Back in 2010, I was working in a financial role and looking for an office for my company. I realized, from the consumer’s perspective, that my options for finding one were limited. The commercial real estate industry was completely segmented, with brokers and landlords holding all the information, and thus, the power.
After consulting with my two friends in the industry — my cofounders Jonathan and Justin — everyone confirmed my sentiment: commercial real estate was tech-averse and disjointed. In response, we launched TheSquareFoot as an office listing platform, and later became a brokerage to help clients secure deals.
When technological advances and information being more available to the consumer there are a few significant trends to be aware of when you are considering an office space for your startup.
The Sharing Economy Will Continue to Grow
The startup craze has ignited a fire in office sharing. In 2015, devoted coworking spaces like The Yard and WeWork became increasingly popular, and so did other options for coworking: desk-sharing via PivotDesk, office spaces by the hour through sites like Breather, and space rental for events through Splacer.

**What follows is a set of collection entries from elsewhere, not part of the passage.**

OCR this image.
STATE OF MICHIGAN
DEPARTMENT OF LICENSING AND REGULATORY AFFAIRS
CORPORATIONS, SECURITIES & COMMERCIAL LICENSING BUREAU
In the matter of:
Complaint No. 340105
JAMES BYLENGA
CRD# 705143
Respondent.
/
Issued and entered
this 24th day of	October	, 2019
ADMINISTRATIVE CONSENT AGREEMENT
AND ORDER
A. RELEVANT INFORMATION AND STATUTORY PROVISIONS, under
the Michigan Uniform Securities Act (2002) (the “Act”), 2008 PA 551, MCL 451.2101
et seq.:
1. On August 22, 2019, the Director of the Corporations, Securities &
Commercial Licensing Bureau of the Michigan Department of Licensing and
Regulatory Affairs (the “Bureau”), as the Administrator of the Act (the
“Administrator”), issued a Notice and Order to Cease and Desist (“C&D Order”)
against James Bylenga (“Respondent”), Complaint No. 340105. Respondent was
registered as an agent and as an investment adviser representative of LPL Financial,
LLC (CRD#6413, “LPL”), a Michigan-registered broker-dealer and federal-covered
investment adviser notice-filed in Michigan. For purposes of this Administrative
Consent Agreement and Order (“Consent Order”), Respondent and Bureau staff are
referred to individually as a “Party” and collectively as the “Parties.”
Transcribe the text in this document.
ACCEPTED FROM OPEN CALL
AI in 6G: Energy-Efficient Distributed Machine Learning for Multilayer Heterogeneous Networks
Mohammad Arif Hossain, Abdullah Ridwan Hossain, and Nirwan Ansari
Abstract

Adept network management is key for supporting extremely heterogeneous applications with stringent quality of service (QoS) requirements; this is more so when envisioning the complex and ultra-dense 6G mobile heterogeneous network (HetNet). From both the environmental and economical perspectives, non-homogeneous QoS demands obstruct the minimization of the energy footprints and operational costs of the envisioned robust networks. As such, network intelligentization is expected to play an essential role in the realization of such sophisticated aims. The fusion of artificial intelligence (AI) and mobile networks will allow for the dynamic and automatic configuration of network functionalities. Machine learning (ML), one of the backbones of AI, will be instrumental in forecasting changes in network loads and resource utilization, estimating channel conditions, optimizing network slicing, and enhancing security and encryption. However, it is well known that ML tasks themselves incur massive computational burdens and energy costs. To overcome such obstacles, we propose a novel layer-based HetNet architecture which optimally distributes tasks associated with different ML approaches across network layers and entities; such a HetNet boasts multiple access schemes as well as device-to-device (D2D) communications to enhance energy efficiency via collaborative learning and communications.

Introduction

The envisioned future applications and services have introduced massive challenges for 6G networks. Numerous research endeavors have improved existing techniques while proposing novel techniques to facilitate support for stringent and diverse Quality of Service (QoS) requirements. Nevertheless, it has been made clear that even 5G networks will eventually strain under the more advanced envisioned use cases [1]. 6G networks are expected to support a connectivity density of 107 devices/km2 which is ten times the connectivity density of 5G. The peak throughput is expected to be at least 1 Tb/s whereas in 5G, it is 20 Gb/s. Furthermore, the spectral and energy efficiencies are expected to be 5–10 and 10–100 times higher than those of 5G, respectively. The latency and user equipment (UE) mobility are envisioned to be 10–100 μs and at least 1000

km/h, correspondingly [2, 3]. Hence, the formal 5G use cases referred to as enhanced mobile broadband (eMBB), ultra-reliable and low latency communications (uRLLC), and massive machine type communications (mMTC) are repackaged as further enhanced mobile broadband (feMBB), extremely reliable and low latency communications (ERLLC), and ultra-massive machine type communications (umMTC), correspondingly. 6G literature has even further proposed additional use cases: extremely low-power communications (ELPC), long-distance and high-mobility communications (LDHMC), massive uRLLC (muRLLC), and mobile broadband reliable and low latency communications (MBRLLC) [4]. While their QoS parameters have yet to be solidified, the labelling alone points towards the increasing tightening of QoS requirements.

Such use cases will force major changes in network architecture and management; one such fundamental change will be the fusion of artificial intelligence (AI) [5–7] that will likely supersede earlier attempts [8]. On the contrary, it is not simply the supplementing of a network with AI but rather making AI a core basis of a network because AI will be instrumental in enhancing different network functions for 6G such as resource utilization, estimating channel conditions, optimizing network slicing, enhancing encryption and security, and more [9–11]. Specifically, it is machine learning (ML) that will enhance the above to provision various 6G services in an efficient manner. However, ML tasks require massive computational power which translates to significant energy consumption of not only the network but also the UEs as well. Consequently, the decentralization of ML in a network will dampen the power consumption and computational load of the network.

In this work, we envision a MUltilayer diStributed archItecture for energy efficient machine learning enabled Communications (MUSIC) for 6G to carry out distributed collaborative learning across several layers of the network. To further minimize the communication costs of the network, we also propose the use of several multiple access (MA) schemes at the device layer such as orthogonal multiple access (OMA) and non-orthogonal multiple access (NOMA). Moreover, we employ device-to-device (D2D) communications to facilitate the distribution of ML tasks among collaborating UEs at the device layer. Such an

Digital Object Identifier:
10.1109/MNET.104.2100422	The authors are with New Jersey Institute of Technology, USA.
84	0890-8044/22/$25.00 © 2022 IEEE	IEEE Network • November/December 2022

Young companies don’t have the resources to lease an entire office but might consider renting out a few desks or a place in a coworking space for the interim. For well-established companies, take advantage of this demand by leasing out unused space. Not only will this counterbalance costs, but it will also encourage collaboration beyond the confines of your business.
The Demand for the Internet of Things (IoT)
As the workplace decentralizes, the need for transparent information about different locations grows. With IoT connectivity, monitoring and managing this information becomes simple because it allows an administrator to view and manage all this information about every location, from anywhere in the world. For a tech startup, having the ability to monitor their office from afar or IoT enabled amenities will be an appealing quality.
For developers of IoT technology, commercial real estate is the perfect industry to tackle because it can entertain enterprise-level contracts, and many businesses are technologically inept.
While the demand for IoT will increase, it will likely not become commonplace right away due to buildings unable to support it. There are some simple IoT technologies that don’t require extra credentials, but if startups want to go full high-tech, they’ll have to find a special property and pay a premium.
VR and AR in Real Estate
With the advancement in virtual reality and augmented reality, potential customers will be able to take remote office tours, plan an office redesigns and have a greater understanding of architectural concepts.
Commercial broker houses and businesses should care about the convergence of VR into office leasing and begin to request VR and AR mockups because it means greater and more realistic foresight into offices in the future, which will allow these businesses to effectively map out the trajectory of their in-office growth. For example, Sage Realty Corp. has been offering VR tours for a building currently under renovation, which won’t be ready for physical tours until later this year.
For the customer, having the option of augmented reality tours can help them imagine being in their office and watching it morph into a design concept right before their eyes. Being able to visualize things through a 3D headset will allow the viewer to imagine the transition and not just the final product.
Technology will continue to have a huge impact on commercial real estate and the office leasing process. Even as the coworking concept grows, technology will be there to help it grow faster. For startups considering moving into a new office, take into account these trends. By encouraging more connectivity between people, objects and visualizations, you will ultimately make your business stronger.